IP Multicast is also employed for control. While IP Multicast has been around for a number of years, it is now finding fertile commercial applications in the IPTV and DVB-H arenas. Applications such as datacasting (e.g., stock market or other financial data) tend to make use of large multihop networks; pruning is often employed and nodal store-and-forward approaches are completely acceptable. Applications such as video are very sensitive to end-to-end delay, jitter, and (uncorrectable) packet loss; QoS considerations are critical. These networks tend
to have fewer hops and pruning may be somewhat trivially implemented by making use of a simplified network topology.

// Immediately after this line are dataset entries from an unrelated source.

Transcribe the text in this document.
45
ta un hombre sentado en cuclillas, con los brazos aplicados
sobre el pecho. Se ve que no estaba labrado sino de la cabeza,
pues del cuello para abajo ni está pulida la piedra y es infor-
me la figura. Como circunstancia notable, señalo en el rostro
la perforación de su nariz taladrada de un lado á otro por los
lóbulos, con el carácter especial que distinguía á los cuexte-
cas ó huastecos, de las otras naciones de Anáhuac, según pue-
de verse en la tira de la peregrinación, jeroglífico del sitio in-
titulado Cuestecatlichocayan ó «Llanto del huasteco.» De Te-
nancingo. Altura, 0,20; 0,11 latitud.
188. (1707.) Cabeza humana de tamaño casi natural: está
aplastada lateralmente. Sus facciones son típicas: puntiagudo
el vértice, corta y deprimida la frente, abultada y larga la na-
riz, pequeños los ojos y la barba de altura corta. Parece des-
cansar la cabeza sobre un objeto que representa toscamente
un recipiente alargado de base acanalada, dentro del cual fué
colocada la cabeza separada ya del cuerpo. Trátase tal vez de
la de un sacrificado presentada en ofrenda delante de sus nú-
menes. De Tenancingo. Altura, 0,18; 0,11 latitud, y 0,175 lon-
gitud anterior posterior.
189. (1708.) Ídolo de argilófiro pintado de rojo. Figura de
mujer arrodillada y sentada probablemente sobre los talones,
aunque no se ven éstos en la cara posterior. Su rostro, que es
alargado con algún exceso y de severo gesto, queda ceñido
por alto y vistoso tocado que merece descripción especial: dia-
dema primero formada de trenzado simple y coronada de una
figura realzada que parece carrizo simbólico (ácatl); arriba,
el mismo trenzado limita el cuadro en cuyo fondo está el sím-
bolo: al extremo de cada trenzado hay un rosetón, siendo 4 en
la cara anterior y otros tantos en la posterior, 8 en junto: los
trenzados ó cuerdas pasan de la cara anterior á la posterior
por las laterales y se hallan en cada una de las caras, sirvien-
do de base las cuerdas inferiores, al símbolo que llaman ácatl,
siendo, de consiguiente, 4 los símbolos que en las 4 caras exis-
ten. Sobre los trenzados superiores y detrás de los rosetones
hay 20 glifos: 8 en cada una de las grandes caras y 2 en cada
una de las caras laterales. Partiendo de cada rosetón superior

IPTV services enable traditional carriers to deliver SD (Standard Definition) and HD video to their customers in support of their Triple/Quadruple Play strategies. With the significant erosion in revenues from traditional voice services on wireline-originated calls (both, in terms of depressed pricing and a shift to VoIP over broadband Internet services delivered over cable TV infrastructure), and with the transition of many customers from wireline to wireless services, the traditional telephone carriers find themselves in need of generating new revenues by seeking to deliver video services to their customers. Traditional phone carriers find themselves challenged in the voice arena (by VoIP and other providers); their Internet services are also challenged in the broadband Internet access arena (by cable TV companies); and, their video services are nascent and challenged by a lack of deployed technology.